Estava semeada a desconfiança. Comecei a congeminar um plano para tirar as minhas dúvidas e na vez seguinte em que o meu nome foi chamado, ao agradecer ao Pai Natal com dois beijinhos, puxei-lhe a barba. O choque! A barba era falsa e a cara de uma das minhas tias ficou exposta, deixando todos – ou talvez só eu – incrédulos. Não era o Pai Natal! De repente, tudo fez sentido na minha cabeça e as peças do puzzle que andava a montar há anos, finalmente, encaixaram-se: era óbvio que o Pai Natal não tinha capacidade de ir a todas as casas do mundo na mesma noite; era, agora, claro o porquê de ele falar português fluente; já sabia porque é que nunca se viam as renas estacionadas lá fora. Será que algum daqueles pais natal que haviam ido lá a casa nos anos anteriores era o verdadeiro? pensava, neste primeiro dos cinco estágios para a aceitação: a negação.

«O Pai Natal não existe!» gritei, numa espécie de momento Eureka! «Claro que existe.», diziam, «Hoje não pode foi vir.». Hum… não fiquei convencido. Não podia vir, não vinha e pronto, não mandava a minha tia transformar o Natal em Carnaval e mascarar-se e gozar com as pessoas, pensava agora no segundo estágio: a raiva.

Seguiu-se a negociação, prometendo a mim mesmo que me iria portar exemplarmente no próximo ano, só para ter a certeza que o Pai Natal não tinha deixado de nos visitar por minha culpa. Fui para o quarto, mergulhado na quarta fase do processo que é a depressão.

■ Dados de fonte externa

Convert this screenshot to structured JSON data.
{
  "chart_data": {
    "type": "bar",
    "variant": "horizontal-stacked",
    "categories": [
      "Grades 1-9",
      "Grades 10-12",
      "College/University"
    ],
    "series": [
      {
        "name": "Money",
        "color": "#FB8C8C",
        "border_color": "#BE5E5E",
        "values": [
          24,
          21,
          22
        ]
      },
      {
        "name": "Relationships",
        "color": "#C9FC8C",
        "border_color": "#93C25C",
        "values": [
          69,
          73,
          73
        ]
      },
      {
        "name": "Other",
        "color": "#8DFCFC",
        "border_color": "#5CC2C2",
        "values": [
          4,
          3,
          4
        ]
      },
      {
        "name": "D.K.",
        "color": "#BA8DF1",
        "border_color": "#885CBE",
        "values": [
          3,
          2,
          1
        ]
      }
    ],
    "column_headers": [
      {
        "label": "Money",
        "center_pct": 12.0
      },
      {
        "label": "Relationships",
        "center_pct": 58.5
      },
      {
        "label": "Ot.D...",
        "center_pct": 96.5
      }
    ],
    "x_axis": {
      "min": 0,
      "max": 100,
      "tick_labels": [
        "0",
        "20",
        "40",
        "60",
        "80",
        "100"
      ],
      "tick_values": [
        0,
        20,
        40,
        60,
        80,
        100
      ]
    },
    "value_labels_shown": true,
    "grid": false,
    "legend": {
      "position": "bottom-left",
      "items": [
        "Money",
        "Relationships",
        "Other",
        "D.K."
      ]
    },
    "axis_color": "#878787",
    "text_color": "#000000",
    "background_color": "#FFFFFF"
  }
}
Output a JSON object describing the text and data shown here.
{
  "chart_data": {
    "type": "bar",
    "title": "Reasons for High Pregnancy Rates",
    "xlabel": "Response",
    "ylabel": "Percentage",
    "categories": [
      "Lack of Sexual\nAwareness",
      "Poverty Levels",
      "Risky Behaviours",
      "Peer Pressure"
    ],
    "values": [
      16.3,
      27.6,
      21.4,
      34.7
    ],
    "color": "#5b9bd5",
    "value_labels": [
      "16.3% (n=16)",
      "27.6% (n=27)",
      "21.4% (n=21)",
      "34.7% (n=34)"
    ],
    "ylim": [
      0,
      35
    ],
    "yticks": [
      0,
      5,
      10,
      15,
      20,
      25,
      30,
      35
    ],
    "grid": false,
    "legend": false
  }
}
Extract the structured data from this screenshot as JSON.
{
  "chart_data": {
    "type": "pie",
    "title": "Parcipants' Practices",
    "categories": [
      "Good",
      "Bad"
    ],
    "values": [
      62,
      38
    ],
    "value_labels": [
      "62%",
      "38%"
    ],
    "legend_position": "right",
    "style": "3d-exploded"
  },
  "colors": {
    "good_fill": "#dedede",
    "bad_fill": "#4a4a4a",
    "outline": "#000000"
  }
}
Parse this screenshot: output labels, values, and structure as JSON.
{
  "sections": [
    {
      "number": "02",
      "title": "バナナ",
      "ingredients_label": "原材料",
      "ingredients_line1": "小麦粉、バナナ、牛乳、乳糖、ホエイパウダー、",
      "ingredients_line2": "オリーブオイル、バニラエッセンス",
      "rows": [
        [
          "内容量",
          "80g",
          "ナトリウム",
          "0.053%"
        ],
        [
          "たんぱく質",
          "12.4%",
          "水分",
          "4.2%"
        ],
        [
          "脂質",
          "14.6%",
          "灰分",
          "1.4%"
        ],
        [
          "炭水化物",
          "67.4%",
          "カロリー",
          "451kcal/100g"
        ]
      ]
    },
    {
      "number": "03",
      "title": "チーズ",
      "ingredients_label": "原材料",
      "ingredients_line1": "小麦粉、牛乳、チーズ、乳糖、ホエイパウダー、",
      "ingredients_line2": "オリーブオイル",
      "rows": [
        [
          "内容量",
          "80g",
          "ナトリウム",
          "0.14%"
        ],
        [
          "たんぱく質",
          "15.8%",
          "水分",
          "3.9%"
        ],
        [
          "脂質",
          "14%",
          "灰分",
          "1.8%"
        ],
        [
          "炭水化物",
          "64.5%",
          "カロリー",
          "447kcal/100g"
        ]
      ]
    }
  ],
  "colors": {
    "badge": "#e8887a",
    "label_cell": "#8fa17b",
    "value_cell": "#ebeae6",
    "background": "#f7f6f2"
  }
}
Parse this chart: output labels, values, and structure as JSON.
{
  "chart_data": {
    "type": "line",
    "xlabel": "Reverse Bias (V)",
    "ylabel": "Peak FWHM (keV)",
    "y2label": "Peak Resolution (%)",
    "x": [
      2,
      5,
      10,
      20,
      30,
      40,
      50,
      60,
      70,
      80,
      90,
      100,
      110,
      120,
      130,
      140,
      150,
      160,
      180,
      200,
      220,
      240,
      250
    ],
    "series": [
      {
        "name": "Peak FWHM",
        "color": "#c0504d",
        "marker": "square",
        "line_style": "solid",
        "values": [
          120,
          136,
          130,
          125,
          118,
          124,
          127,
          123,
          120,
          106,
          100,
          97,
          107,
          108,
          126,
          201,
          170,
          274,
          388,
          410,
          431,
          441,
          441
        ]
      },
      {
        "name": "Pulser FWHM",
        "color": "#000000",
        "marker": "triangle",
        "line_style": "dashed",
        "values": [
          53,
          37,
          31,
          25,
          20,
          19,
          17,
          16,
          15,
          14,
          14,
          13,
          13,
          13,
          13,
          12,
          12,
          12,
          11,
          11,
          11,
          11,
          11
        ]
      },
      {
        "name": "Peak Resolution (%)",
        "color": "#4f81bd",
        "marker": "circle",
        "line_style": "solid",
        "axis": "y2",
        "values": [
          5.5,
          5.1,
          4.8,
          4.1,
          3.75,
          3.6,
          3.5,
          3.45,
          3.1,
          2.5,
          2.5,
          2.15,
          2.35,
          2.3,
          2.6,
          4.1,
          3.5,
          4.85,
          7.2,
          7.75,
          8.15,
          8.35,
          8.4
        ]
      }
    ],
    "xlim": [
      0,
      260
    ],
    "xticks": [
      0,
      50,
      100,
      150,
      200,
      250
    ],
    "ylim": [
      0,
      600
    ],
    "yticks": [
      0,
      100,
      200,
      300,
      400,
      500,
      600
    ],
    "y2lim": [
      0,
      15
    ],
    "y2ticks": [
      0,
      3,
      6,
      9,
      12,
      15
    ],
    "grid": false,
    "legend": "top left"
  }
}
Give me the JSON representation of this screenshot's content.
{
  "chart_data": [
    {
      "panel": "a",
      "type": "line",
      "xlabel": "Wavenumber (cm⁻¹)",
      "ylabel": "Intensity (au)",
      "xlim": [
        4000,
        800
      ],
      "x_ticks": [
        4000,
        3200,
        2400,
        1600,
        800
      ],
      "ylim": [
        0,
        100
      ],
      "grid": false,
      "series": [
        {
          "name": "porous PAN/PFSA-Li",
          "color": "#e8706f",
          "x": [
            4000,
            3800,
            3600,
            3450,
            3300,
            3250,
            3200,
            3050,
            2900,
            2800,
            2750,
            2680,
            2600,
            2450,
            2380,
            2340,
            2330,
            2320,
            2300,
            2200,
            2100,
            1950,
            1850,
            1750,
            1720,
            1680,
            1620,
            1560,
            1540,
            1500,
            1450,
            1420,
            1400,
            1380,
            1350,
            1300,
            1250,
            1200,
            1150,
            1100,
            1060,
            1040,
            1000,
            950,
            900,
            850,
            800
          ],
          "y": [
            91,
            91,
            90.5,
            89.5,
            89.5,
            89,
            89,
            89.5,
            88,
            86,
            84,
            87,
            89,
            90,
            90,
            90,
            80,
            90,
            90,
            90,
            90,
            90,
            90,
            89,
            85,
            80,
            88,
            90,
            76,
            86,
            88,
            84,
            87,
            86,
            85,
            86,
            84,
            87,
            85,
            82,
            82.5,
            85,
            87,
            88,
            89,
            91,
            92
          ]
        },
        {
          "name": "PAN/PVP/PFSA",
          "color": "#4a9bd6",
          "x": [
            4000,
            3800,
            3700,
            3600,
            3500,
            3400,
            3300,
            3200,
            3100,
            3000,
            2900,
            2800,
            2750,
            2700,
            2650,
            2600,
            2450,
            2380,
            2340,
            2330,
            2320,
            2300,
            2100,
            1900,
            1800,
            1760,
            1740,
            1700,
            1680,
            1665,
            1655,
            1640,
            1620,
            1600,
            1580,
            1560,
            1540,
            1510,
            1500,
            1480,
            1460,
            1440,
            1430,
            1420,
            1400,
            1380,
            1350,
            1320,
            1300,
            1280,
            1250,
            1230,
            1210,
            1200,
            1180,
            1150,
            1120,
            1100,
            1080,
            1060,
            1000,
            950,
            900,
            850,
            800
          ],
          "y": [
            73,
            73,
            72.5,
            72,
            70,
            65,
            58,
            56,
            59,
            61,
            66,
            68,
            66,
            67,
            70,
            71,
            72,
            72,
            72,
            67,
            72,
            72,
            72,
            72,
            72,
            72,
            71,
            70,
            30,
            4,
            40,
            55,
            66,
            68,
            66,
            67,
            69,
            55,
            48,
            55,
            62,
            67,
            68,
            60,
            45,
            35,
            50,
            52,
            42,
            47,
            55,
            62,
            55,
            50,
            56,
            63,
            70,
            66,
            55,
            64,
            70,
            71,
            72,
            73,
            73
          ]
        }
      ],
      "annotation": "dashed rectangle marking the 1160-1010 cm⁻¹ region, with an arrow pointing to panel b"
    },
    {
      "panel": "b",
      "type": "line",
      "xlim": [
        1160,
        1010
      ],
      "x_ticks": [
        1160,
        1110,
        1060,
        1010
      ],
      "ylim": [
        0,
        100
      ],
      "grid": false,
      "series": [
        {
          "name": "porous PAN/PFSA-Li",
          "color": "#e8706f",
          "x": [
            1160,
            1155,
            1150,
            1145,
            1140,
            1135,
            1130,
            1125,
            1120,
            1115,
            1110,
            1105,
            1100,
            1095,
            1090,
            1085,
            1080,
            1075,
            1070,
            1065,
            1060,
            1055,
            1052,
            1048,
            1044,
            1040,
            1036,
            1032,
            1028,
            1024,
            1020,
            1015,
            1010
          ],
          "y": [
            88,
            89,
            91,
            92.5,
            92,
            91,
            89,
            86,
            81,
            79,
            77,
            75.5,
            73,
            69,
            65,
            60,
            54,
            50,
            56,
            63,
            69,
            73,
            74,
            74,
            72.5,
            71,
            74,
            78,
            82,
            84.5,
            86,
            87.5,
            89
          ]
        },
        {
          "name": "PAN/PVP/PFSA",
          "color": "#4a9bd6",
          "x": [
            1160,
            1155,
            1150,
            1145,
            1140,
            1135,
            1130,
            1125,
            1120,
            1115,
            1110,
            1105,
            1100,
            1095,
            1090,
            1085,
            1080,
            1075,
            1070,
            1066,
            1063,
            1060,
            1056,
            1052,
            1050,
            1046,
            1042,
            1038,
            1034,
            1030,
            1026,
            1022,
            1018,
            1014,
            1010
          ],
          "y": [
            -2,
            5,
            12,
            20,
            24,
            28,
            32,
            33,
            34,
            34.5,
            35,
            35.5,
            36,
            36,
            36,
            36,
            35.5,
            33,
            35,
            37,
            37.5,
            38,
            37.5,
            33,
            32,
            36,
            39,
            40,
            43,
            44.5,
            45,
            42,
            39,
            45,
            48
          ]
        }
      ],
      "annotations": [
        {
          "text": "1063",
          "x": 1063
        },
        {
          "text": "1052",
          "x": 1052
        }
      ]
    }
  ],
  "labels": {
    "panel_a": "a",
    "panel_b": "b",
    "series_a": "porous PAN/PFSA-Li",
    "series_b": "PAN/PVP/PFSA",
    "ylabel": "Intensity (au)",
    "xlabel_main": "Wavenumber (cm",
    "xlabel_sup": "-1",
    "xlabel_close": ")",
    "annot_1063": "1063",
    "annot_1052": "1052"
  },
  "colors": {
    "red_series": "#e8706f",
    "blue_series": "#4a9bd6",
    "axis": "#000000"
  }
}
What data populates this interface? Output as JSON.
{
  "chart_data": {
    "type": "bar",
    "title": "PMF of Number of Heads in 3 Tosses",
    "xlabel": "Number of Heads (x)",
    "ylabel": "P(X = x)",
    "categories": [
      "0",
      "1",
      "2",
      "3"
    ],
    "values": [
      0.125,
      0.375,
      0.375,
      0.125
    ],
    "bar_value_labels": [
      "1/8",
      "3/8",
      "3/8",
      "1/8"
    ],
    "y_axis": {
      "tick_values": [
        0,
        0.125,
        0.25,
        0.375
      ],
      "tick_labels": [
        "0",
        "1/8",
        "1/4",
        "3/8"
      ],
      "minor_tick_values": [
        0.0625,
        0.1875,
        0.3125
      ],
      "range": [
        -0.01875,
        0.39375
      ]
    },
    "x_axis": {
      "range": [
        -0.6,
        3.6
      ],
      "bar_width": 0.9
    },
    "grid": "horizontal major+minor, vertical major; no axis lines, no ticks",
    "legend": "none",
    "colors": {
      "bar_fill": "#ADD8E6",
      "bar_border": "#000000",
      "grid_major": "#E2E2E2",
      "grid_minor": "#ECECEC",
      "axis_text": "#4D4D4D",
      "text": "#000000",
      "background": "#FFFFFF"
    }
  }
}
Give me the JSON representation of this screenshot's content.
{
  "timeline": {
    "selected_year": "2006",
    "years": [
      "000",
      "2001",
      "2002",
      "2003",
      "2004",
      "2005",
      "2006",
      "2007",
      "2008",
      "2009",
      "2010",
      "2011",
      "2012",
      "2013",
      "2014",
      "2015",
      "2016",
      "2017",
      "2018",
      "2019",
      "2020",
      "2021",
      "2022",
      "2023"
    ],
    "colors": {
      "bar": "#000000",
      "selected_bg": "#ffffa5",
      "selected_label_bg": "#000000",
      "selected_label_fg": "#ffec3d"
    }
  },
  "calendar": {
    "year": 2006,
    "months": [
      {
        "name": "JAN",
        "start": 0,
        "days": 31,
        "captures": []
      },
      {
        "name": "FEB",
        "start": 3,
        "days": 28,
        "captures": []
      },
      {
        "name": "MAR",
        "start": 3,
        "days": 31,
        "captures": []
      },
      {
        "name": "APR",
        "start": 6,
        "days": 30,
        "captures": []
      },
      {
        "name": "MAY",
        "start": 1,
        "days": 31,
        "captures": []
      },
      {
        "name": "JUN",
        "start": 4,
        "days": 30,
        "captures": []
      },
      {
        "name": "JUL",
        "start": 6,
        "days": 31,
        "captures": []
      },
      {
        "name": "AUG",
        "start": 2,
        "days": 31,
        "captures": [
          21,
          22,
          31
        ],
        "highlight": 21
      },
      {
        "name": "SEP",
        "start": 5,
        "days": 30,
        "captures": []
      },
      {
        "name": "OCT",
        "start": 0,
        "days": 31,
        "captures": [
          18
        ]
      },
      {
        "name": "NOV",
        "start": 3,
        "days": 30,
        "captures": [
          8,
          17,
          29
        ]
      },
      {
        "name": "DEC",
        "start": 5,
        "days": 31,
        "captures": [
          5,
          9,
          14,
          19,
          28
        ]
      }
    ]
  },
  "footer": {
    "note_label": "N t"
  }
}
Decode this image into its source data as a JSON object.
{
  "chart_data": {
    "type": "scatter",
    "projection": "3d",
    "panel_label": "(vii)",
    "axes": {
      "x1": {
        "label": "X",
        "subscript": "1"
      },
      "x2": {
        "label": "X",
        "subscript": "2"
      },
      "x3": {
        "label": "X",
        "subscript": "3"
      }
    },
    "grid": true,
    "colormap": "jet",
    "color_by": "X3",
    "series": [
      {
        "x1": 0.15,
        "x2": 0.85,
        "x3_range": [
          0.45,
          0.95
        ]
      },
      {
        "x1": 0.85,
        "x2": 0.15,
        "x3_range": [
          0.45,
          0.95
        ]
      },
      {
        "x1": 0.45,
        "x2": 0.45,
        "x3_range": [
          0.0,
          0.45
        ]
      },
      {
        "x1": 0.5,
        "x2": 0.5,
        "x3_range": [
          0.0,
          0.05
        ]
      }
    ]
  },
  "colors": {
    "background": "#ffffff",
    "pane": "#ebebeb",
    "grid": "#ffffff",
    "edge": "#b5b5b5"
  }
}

Pensei no porquê daquela mentira e se seria tudo uma cabala para me obrigar a portar bem durante o ano todo. Perguntei-me se tudo não passava de um plano maquiavélico e uma espécie de complot mundial da parentalidade. Depois de chorar tudo o que tinha a chorar, chegou, finalmente, a aceitação: o que interessava era que continuaria a receber os presentes e, melhor do que isso, as traquinices que fizesse pela calada sem os meus pais verem, não seriam vistas e anotadas pelo cabrão do cusco do Pai Natal. Ah. Ah. Ah. Melhor notícia de sempre!

Feliz Natal.

Sugestões e dicas de vida completamente imparciais:

O Coelho da Páscoa também é treta até porque os coelhos não põem ovos.

A Fada dos Dentes anda a fugir aos impostos e nunca declara as despesas dos dentes.

Se puxarem as barbas a Deus, vão ver que afinal também são falsas e ele não existe.